Really helped. thanks fella!

• January 11, 2019 at 12:29 am

Excellent video

• January 13, 2019 at 12:40 pm

hello i have followed all step by im not getting the right number its so weird

• January 28, 2019 at 12:50 am

Mr. Emmanuel, what could be wrong with my CPT button if it is not computing?

• January 28, 2019 at 1:06 pm

simple, concise and to the point. Thank you, sir!

• February 7, 2019 at 2:02 am

Thank you so much for uploading this video! I was having a difficult time trying to use this for my finance class!

• February 15, 2019 at 1:32 am

Thank You so much!!

• February 26, 2019 at 3:10 pm

Dude thank you. Just taught me better than my snooty professor could.

• March 20, 2019 at 5:25 am

Thank you Joshua

• March 21, 2019 at 3:19 pm

Great video, clear instructions. Thanks a lot!!

• March 25, 2019 at 4:00 am

Great video, but there is an error in example 3. Since payments are made monthly while interest is compounded annually (i.e. payments are more frequent than interest), the annuity is nominal. This problem cannot be solved using the calculator if P/Y isn't changed.

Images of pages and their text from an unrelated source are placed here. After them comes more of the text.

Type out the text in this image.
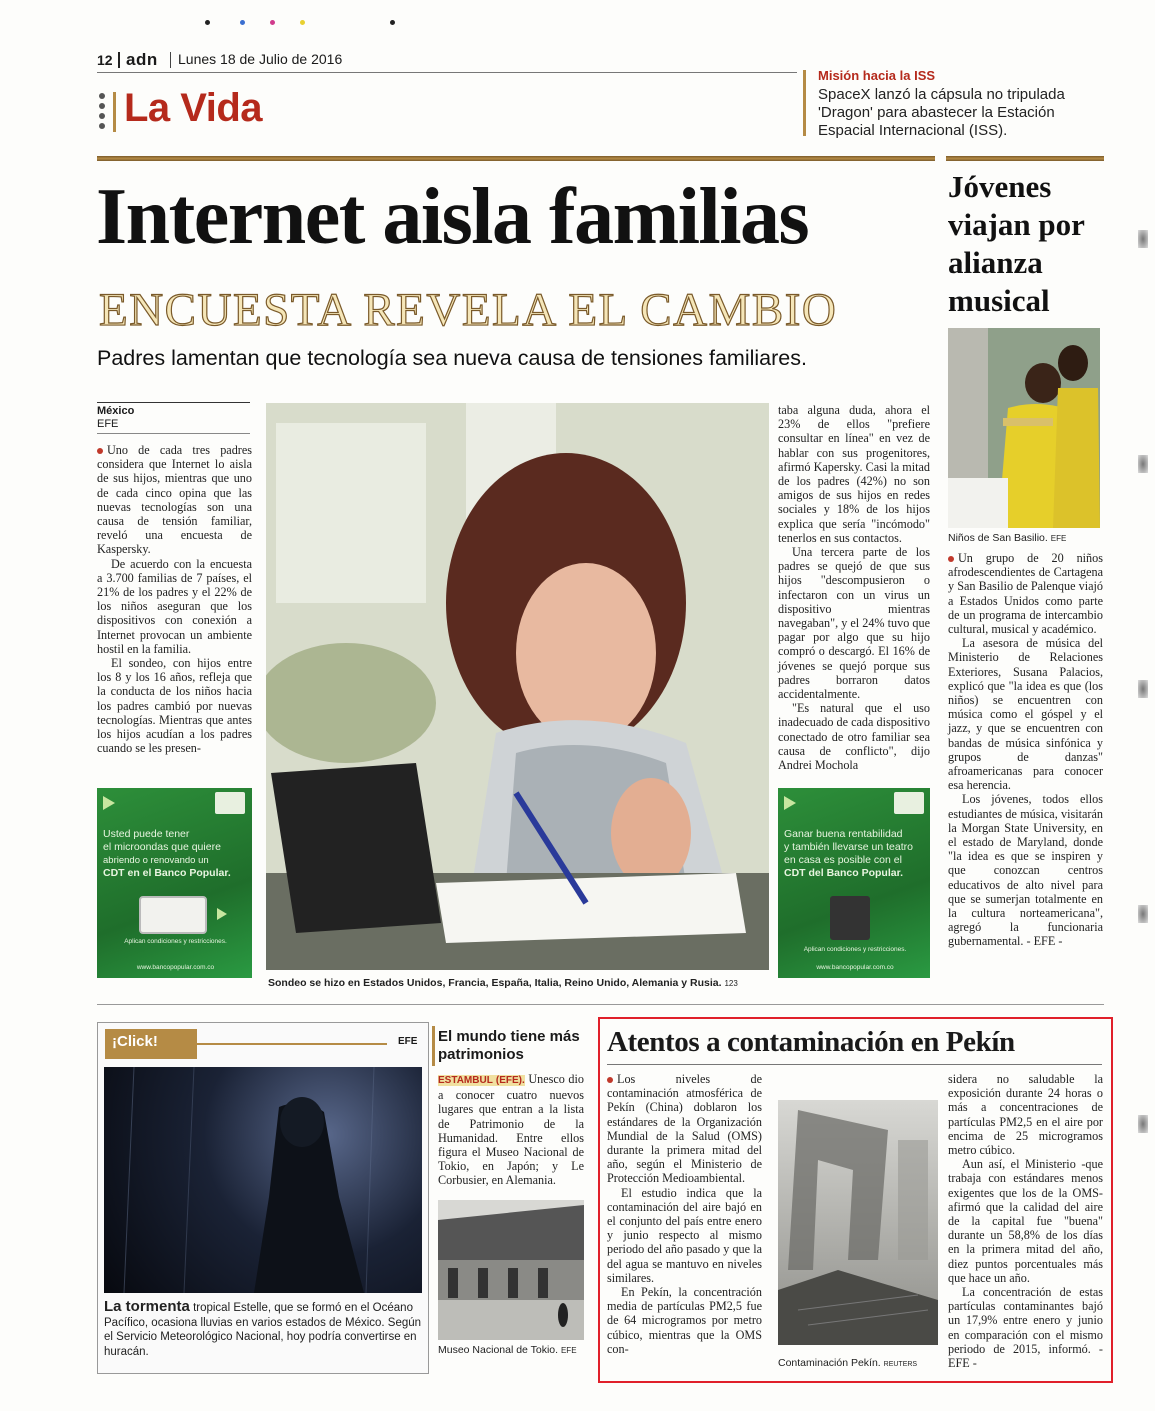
12 adn Lunes 18 de Julio de 2016
La Vida
Misión hacia la ISS
SpaceX lanzó la cápsula no tripulada 'Dragon' para abastecer la Estación Espacial Internacional (ISS).
Internet aisla familias
ENCUESTA REVELA EL CAMBIO
Padres lamentan que tecnología sea nueva causa de tensiones familiares.
México
EFE

Uno de cada tres padres considera que Internet lo aisla de sus hijos, mientras que uno de cada cinco opina que las nuevas tecnologías son una causa de tensión familiar, reveló una encuesta de Kaspersky.

De acuerdo con la encuesta a 3.700 familias de 7 países, el 21% de los padres y el 22% de los niños aseguran que los dispositivos con conexión a Internet provocan un ambiente hostil en la familia.

El sondeo, con hijos entre los 8 y los 16 años, refleja que la conducta de los niños hacia los padres cambió por nuevas tecnologías. Mientras que antes los hijos acudían a los padres cuando se les presen-

Sondeo se hizo en Estados Unidos, Francia, España, Italia, Reino Unido, Alemania y Rusia. 123

taba alguna duda, ahora el 23% de ellos "prefiere consultar en línea" en vez de hablar con sus progenitores, afirmó Kapersky. Casi la mitad de los padres (42%) no son amigos de sus hijos en redes sociales y 18% de los hijos explica que sería "incómodo" tenerlos en sus contactos.

Una tercera parte de los padres se quejó de que sus hijos "descompusieron o infectaron con un virus un dispositivo mientras navegaban", y el 24% tuvo que pagar por algo que su hijo compró o descargó. El 16% de jóvenes se quejó porque sus padres borraron datos accidentalmente.

"Es natural que el uso inadecuado de cada dispositivo conectado de otro familiar sea causa de conflicto", dijo Andrei Mochola

Usted puede tener
el microondas que quiere
abriendo o renovando un
CDT en el Banco Popular.
Aplican condiciones y restricciones.
www.bancopopular.com.co
Ganar buena rentabilidad
y también llevarse un teatro
en casa es posible con el
CDT del Banco Popular.
Aplican condiciones y restricciones.
www.bancopopular.com.co
Jóvenes viajan por alianza musical
Niños de San Basilio. EFE

Un grupo de 20 niños afrodescendientes de Cartagena y San Basilio de Palenque viajó a Estados Unidos como parte de un programa de intercambio cultural, musical y académico.

La asesora de música del Ministerio de Relaciones Exteriores, Susana Palacios, explicó que "la idea es que (los niños) se encuentren con música como el góspel y el jazz, y que se encuentren con bandas de música sinfónica y grupos de danzas" afroamericanas para conocer esa herencia.

Los jóvenes, todos ellos estudiantes de música, visitarán la Morgan State University, en el estado de Maryland, donde "la idea es que se inspiren y que conozcan centros educativos de alto nivel para que se sumerjan totalmente en la cultura norteamericana", agregó la funcionaria gubernamental. - EFE -

¡Click!	EFE
La tormenta tropical Estelle, que se formó en el Océano Pacífico, ocasiona lluvias en varios estados de México. Según el Servicio Meteorológico Nacional, hoy podría convertirse en huracán.
El mundo tiene más patrimonios

ESTAMBUL (EFE). Unesco dio a conocer cuatro nuevos lugares que entran a la lista de Patrimonio de la Humanidad. Entre ellos figura el Museo Nacional de Tokio, en Japón; y Le Corbusier, en Alemania.

Museo Nacional de Tokio. EFE
Atentos a contaminación en Pekín

Los niveles de contaminación atmosférica de Pekín (China) doblaron los estándares de la Organización Mundial de la Salud (OMS) durante la primera mitad del año, según el Ministerio de Protección Medioambiental.

El estudio indica que la contaminación del aire bajó en el conjunto del país entre enero y junio respecto al mismo periodo del año pasado y que la del agua se mantuvo en niveles similares.

En Pekín, la concentración media de partículas PM2,5 fue de 64 microgramos por metro cúbico, mientras que la OMS con-

Contaminación Pekín. REUTERS

sidera no saludable la exposición durante 24 horas o más a concentraciones de partículas PM2,5 en el aire por encima de 25 microgramos metro cúbico.

Aun así, el Ministerio -que trabaja con estándares menos exigentes que los de la OMS- afirmó que la calidad del aire de la capital fue "buena" durante un 58,8% de los días en la primera mitad del año, diez puntos porcentuales más que hace un año.

La concentración de estas partículas contaminantes bajó un 17,9% entre enero y junio en comparación con el mismo periodo de 2015, informó. - EFE -
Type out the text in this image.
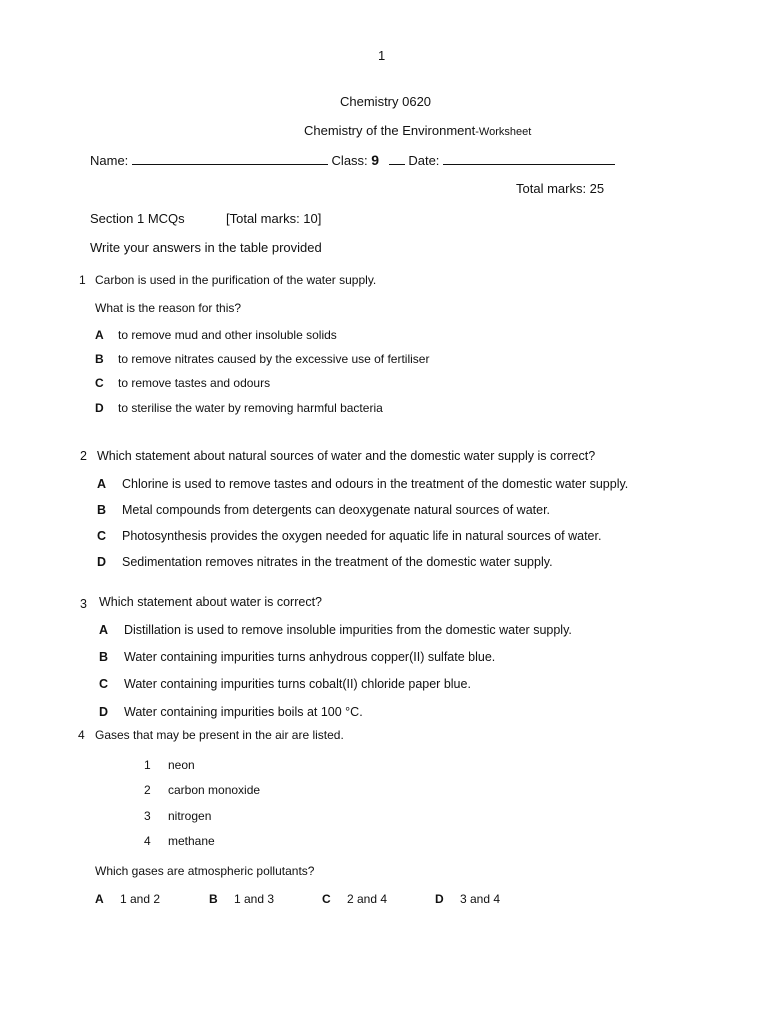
1
Chemistry 0620
Chemistry of the Environment-Worksheet
Name:	Class: 9 Date:
Total marks: 25
Section 1 MCQs	[Total marks: 10]
Write your answers in the table provided
1 Carbon is used in the purification of the water supply.
What is the reason for this?
A to remove mud and other insoluble solids
B to remove nitrates caused by the excessive use of fertiliser
C to remove tastes and odours
D to sterilise the water by removing harmful bacteria
2 Which statement about natural sources of water and the domestic water supply is correct?
A Chlorine is used to remove tastes and odours in the treatment of the domestic water supply.
B Metal compounds from detergents can deoxygenate natural sources of water.
C Photosynthesis provides the oxygen needed for aquatic life in natural sources of water.
D Sedimentation removes nitrates in the treatment of the domestic water supply.
3 Which statement about water is correct?
A Distillation is used to remove insoluble impurities from the domestic water supply.
B Water containing impurities turns anhydrous copper(II) sulfate blue.
C Water containing impurities turns cobalt(II) chloride paper blue.
D Water containing impurities boils at 100 °C.
4 Gases that may be present in the air are listed.
1 neon
2 carbon monoxide
3 nitrogen
4 methane
Which gases are atmospheric pollutants?
A 1 and 2	B 1 and 3	C 2 and 4	D 3 and 4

• April 21, 2019 at 7:33 am

Oye…I am computing for eg 1 with my ba2 calculator and getting -2848.19. Pls advise

• April 26, 2019 at 9:12 pm

Amazingly clear and concise examples! If only all the youtube video tutorials were this great. Thanks a ton! By the way, your voice and accent are awesome and make this video even better!

• May 3, 2019 at 11:49 am

learn easier and faster here than I do paying for my college degree

• May 12, 2019 at 3:36 am

Well, you certainly made this a lot easier than Texas Instruments' own tutorial shit…

• May 25, 2019 at 8:55 pm

Why I always can't get the correct answer, I followed the instruction step by step. For the first example, i got -2848.1866

• June 13, 2019 at 7:22 am

• June 18, 2019 at 3:10 pm

Thank you so very much! this is the best YouTube video to understand FV and financial calculator

• August 7, 2019 at 12:11 pm

thank you for the simple, straight-forward instruction!

• August 22, 2019 at 3:03 am

Thanks.

• September 9, 2019 at 3:32 pm

Excellent video, thanks a lot. Very clear!